Pitchfork
70
Amelia Murray, the 24-year-old Auckland musician who records as Fazerdaze, is the latest signee to Flying Nun Records. On her debut LP, Morningside, it’s instantly clear that she is not beholden to the label’s signature style of Velvets-indebted guitar pop known as the “Dunedin sound.” Her potent indie pop of goes for a feeling of clarity instead.
Murray draws from a relatively limited pallet—guitars, drums, the occasional keyboard line—but Morningside is notably more confident than anything on her debut EP from three years ago. She moves through styles gracefully, from straight-ahead fuzz guitar riffs to more subdued collages of sound. Opener “Last to Sleep” begins with just Murray’s airy vocals and steady strums; the song steadily grows, adding in shuffling percussion and synth beeps as it zips by. The chipper lead single “Lucky Girl” amps up, layer by layer, from its acoustic intro to a sticky chorus (“I know I’m a lucky girl”), as if Murray is repeating the sentiment to make herself believe it. Closer “Bedroom Talks” would feel at home on the next Orchid Tapes compilation with its bubble-pop electronic drums, cricket chirps, and Murray’s sweet vocals dripping in reverb. It is a web of a song that sounds made to be played at dusk.
Behind all the bright melodies and earworms, Murray is frequently writing about worry. Low-level relationship anxiety is ingrained in the makeup of practically every song. “And I’m trying not to try so hard for you,” Murray sings over the melancholy of “Shoulders,” a song that builds several times over its brief three minutes and refuses ever let go of its tension.
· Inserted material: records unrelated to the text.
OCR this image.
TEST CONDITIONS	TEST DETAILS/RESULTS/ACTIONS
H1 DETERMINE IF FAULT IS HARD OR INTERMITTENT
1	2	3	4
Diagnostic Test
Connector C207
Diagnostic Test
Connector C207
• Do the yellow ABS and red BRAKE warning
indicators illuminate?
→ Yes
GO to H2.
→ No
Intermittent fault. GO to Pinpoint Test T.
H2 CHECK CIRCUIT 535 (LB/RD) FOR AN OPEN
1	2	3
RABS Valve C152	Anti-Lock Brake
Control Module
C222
Murray may at times be a little too reliant on reverb as a default texture, evoking the nostalgic warmth of a summertime day. But she knows when to crank up the distortion for a good yelp of catharsis, as on “Misread” or the especially explosive “Friends.”
Morningside is what happens when a bedroom pop record gets too big for just a single room, but all the while never loses its intimacy. Whatever the destination, it’s unlikely Murrary is concerned. She sounds concentrated on the one thing every great Flying Nun band aims for: making effortless pop songs that are far less effortless than people think.